Solera Holdings, DealerSocket and Omnitracs combined valued at $15B
The blank-check firm Apollo Strategic Growth Capital (NYSE:APSG) is in talks to combine three of Vista Equity Partners’ auto technology companies to go public, according to a Bloomberg report. The portfolio companies — Solera Holdings Inc., DealerSocket Inc. and Omnitracs — are reported to be valued at $15 billion and could reach a deal within weeks.
The SPAC combination would be at least the fourth time Vista has tried to exit its investment in Omnitracs, and a merger with Vista portfolio company Solera would represent a re-do of the deal that led to a 2019 lawsuit brought by Solera’s founder.
Omnitracs, a leading telematics provider for transportation and logistics companies, was acquired by Vista Equity in 2013 from Qualcomm Inc. for $800 million. Vista canceled two attempts to sell in 2015 and 2017, including a vital $2 billion offer from Continental Tire.
After bringing on transportation and logistics veteran Ray Greer, Vista refinanced Omnitracs’ debt with Barings and Apollo at an undisclosed amount. According to data provided by Bloomberg, Omnitracs has about $900 million in debt.
In 2016, the automotive and insurance software company Solera was acquired to go private by Vista Equity for $6.5 billion, including debt. The company is now $4.8 billion in debt, according to Bloomberg.
DealerSocket is an enterprise relationship management tool for the automotive industry and was acquired by Vista Equity for an undisclosed amount in 2014, with an equity valuation of approximately $387 million.
Directors from Solera and DealerSocket have sued Vista Equity for allegedly steering them away from profitable acquisitions and pushing them toward poor-performing assets. Vista was selling portfolio companies from early vintage funds to new funds, to avoid recognizing a loss on an investment.
In 2019, a lawsuit filed by Kurt Lauk, a former independent board member at Solera, alleged the company was blocked from acquiring a non-Vista company, Lytx, for its struggling competitor, Omnitracs.

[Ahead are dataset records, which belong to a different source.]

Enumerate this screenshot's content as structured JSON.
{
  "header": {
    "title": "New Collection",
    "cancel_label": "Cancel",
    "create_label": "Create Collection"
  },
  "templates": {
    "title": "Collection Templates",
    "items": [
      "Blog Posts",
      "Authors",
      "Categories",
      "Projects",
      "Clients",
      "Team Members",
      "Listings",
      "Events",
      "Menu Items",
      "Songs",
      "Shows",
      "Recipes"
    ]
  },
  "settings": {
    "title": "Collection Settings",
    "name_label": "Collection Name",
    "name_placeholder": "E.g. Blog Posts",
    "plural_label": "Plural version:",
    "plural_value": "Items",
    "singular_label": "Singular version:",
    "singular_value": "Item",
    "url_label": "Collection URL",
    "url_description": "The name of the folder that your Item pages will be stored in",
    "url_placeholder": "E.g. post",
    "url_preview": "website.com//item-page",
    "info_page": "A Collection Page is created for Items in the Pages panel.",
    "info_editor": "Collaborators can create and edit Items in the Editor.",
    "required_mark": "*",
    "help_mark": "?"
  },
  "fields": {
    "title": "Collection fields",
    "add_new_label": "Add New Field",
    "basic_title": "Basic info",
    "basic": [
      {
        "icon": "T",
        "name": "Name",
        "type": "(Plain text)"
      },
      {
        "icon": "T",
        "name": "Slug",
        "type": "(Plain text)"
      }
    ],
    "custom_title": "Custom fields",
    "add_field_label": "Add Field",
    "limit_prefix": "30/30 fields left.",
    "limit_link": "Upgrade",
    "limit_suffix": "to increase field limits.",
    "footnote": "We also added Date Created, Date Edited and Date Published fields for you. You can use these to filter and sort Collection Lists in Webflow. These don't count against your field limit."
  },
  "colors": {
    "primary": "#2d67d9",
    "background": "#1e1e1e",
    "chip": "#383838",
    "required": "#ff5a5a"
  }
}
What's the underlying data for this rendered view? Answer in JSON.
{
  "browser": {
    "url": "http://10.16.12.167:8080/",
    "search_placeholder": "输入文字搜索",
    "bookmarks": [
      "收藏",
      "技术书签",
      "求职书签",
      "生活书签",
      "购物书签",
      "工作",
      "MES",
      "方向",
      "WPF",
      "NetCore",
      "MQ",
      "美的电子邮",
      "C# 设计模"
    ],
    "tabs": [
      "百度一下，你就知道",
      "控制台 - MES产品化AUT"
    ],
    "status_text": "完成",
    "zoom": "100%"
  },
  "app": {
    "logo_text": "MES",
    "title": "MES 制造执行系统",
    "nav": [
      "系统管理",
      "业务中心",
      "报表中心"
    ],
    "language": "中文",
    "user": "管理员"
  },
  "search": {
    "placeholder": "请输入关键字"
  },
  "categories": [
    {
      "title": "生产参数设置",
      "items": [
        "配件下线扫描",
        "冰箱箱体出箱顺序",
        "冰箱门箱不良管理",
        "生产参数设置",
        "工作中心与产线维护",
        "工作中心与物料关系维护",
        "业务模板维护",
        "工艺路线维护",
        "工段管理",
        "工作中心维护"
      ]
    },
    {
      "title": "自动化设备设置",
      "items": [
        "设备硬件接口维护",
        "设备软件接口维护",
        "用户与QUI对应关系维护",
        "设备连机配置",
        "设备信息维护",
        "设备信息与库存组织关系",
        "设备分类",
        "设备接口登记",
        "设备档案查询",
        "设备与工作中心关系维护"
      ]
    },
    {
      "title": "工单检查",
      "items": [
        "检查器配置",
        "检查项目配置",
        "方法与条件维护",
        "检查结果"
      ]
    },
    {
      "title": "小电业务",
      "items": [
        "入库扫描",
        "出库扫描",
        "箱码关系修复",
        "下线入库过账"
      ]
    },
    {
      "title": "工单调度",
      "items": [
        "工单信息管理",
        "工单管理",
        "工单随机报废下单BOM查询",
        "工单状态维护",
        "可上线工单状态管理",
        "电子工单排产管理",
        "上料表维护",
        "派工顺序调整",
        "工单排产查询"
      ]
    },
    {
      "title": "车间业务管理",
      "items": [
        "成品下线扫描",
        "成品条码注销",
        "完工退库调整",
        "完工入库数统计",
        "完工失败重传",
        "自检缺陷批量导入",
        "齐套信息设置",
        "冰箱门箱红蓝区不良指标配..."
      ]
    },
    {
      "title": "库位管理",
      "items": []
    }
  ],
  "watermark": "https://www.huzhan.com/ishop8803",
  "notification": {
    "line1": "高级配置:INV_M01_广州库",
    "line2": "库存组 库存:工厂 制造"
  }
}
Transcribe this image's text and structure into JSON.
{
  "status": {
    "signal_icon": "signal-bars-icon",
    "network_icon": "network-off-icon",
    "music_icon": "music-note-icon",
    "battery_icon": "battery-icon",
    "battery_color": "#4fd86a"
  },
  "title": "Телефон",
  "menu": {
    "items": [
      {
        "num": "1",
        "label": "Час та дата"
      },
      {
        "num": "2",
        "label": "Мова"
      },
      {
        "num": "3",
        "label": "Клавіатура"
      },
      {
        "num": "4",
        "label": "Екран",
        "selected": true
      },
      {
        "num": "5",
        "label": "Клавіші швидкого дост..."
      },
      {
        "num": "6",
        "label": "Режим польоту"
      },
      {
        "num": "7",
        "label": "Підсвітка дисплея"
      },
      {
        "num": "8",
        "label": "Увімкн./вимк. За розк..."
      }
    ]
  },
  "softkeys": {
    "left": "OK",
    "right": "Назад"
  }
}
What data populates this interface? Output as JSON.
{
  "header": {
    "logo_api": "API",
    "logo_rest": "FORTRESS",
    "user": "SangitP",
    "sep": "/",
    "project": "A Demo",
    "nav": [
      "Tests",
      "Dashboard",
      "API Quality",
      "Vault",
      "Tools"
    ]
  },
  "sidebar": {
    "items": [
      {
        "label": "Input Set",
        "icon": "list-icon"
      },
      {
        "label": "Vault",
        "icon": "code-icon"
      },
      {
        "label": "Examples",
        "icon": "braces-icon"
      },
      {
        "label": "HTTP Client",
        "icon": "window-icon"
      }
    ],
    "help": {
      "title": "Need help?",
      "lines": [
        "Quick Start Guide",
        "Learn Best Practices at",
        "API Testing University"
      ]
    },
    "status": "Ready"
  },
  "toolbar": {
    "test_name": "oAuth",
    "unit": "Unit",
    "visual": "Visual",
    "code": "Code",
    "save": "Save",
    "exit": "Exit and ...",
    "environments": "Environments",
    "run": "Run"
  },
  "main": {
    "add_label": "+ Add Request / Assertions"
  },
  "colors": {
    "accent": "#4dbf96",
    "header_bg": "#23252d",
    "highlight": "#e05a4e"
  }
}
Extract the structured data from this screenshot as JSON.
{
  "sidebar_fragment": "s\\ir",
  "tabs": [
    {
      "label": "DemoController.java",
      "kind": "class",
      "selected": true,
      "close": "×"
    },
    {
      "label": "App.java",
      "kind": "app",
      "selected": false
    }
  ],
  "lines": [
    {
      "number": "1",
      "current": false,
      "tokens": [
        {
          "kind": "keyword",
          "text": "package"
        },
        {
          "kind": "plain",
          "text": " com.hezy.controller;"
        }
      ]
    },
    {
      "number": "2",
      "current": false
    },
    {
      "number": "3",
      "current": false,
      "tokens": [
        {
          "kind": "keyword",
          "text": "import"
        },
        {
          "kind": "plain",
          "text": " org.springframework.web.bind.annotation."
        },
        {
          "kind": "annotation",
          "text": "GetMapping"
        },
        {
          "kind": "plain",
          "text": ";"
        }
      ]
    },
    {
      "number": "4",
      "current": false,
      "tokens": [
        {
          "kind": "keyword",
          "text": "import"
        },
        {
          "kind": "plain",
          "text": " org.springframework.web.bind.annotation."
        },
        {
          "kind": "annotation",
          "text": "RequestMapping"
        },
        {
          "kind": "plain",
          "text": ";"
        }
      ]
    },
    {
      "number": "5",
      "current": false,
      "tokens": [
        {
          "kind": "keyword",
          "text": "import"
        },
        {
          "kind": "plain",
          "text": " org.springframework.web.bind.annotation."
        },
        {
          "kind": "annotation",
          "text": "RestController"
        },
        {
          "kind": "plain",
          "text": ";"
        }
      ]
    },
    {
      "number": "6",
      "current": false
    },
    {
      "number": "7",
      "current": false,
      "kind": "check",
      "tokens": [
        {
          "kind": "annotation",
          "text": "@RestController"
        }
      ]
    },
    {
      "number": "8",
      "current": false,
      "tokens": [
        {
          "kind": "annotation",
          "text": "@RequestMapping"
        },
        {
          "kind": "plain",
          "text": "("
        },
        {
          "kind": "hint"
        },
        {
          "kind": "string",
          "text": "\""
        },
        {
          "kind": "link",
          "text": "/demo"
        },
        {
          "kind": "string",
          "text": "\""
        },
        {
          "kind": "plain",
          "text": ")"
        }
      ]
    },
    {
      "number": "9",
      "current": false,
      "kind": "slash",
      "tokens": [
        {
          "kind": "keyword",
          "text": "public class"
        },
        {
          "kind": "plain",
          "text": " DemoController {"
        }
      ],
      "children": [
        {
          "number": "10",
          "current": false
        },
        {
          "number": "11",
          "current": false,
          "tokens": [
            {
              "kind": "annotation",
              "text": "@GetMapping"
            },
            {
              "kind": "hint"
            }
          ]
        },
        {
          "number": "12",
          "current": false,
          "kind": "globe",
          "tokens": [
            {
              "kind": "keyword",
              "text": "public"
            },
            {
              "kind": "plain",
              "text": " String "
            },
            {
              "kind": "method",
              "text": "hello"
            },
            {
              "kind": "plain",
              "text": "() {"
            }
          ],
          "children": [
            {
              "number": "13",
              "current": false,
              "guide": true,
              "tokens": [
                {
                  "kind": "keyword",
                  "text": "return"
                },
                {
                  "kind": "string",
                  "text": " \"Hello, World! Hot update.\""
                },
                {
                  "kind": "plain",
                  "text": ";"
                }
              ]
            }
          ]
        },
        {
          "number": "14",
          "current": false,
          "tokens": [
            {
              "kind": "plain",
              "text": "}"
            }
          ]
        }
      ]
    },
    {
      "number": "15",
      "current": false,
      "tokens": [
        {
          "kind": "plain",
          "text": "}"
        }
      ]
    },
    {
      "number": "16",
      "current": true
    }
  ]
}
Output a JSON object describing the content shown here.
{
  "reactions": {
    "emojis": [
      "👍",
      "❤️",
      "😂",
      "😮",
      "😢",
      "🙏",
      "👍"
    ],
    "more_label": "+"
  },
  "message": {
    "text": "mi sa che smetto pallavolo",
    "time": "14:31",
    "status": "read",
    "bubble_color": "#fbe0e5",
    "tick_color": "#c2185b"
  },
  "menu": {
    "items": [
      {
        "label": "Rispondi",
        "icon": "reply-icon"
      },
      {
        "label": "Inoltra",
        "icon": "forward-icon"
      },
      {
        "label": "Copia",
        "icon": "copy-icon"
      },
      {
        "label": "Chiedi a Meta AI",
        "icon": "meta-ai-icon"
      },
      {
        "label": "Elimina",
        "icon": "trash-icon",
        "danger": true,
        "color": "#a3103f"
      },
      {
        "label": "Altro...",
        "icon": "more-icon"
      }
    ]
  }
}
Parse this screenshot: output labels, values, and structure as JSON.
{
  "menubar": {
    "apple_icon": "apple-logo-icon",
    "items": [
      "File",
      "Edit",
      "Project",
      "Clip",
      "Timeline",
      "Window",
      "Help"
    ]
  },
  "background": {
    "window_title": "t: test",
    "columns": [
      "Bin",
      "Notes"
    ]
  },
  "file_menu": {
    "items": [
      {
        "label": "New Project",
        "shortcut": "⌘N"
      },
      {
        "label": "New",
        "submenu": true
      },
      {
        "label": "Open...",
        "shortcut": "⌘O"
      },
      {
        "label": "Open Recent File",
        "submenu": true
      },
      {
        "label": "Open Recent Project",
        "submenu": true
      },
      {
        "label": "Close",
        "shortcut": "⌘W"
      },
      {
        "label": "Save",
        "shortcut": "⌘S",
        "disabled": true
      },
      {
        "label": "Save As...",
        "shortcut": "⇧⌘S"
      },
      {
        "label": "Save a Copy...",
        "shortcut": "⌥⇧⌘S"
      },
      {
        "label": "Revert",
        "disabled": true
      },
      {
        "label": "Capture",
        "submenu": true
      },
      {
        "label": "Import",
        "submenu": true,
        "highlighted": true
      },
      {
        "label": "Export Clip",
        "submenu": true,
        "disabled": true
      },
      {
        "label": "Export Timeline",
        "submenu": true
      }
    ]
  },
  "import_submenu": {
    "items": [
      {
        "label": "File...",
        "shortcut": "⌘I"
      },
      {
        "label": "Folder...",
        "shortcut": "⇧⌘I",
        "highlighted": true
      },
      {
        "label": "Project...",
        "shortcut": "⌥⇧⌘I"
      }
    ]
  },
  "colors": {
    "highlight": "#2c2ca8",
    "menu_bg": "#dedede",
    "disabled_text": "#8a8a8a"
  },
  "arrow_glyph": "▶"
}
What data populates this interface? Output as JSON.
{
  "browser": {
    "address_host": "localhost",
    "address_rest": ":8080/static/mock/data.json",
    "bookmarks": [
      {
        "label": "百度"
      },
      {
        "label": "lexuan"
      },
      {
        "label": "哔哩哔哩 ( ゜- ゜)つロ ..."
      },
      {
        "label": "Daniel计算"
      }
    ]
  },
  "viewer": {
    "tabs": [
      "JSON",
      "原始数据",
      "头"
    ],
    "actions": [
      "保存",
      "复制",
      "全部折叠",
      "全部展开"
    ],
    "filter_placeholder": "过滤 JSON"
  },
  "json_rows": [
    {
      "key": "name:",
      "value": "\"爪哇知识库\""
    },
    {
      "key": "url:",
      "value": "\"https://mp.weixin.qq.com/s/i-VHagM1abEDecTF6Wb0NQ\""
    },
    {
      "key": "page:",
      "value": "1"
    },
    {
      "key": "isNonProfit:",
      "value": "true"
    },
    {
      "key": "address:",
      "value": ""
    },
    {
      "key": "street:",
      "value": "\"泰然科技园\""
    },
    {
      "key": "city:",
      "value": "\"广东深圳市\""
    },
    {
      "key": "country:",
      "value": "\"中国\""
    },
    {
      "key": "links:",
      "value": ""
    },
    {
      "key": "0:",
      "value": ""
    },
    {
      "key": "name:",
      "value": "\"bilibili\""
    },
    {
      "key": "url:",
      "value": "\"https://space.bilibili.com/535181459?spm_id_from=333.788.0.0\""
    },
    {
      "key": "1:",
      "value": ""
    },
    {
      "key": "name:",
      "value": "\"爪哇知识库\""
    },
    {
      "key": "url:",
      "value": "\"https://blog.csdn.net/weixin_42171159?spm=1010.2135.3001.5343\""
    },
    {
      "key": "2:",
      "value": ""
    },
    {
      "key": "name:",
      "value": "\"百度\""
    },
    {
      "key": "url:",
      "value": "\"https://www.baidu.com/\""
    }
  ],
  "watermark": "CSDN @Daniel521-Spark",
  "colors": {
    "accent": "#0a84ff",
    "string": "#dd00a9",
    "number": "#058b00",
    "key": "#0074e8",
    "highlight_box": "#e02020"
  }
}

“Vista and [founder and CEO Robert] Smith were hoping to pawn off Omnitracs on Solera by using Solera’s money to bail them out of an unsuccessful and poorly run acquisition and bury it inside Solera’s portfolio, where Vista could hide its Omnitracs investment mistake from its own investors,” the lawsuit alleged of the firm and its founder and CEO, who recently admitted to evading taxes for 15 years.
In 2020, the founder of DealerSocket filed a lawsuit alleging Vista engaged in value manipulation and minority shareholder oppression when the company proposed acquiring Auto/Mate, an auto dealership management system. Vista retained a valuation company to review DealerSocket and devalued it by 95% within 58 days.
“The fraud by Vista was to devalue DealerSocket so that its investment would wipe out the minority shareholders from approximately 33% to less than 2% of the equity,” explained the portfolio company in the lawsuit.
DealerSocket settled its case in 2020, allowing the portfolio company to acquire Auto/Mate.
In October, Smith signed a nonprosecution agreement for his false IRS filings in return for cooperating in a case against Robert Brockman, a Houston software mogul. Brockman is accused of hiding $2 billion in income with multiple Caribbean entities, creating the largest U.S. tax case against an individual. He pleaded not guilty to 39 criminal counts, including tax evasion, wire fraud, money laundering and evidence destruction. His trial is set for June.
Analysts expect this deal to be finalized soon, as the company sponsor, Apollo Global Management (NYSE:APO), announced on Tuesday its second SPAC, Apollo Strategic Growth Capital II (NYSE:APG.U), will have an initial public offering of $600 million to commence on Wednesday.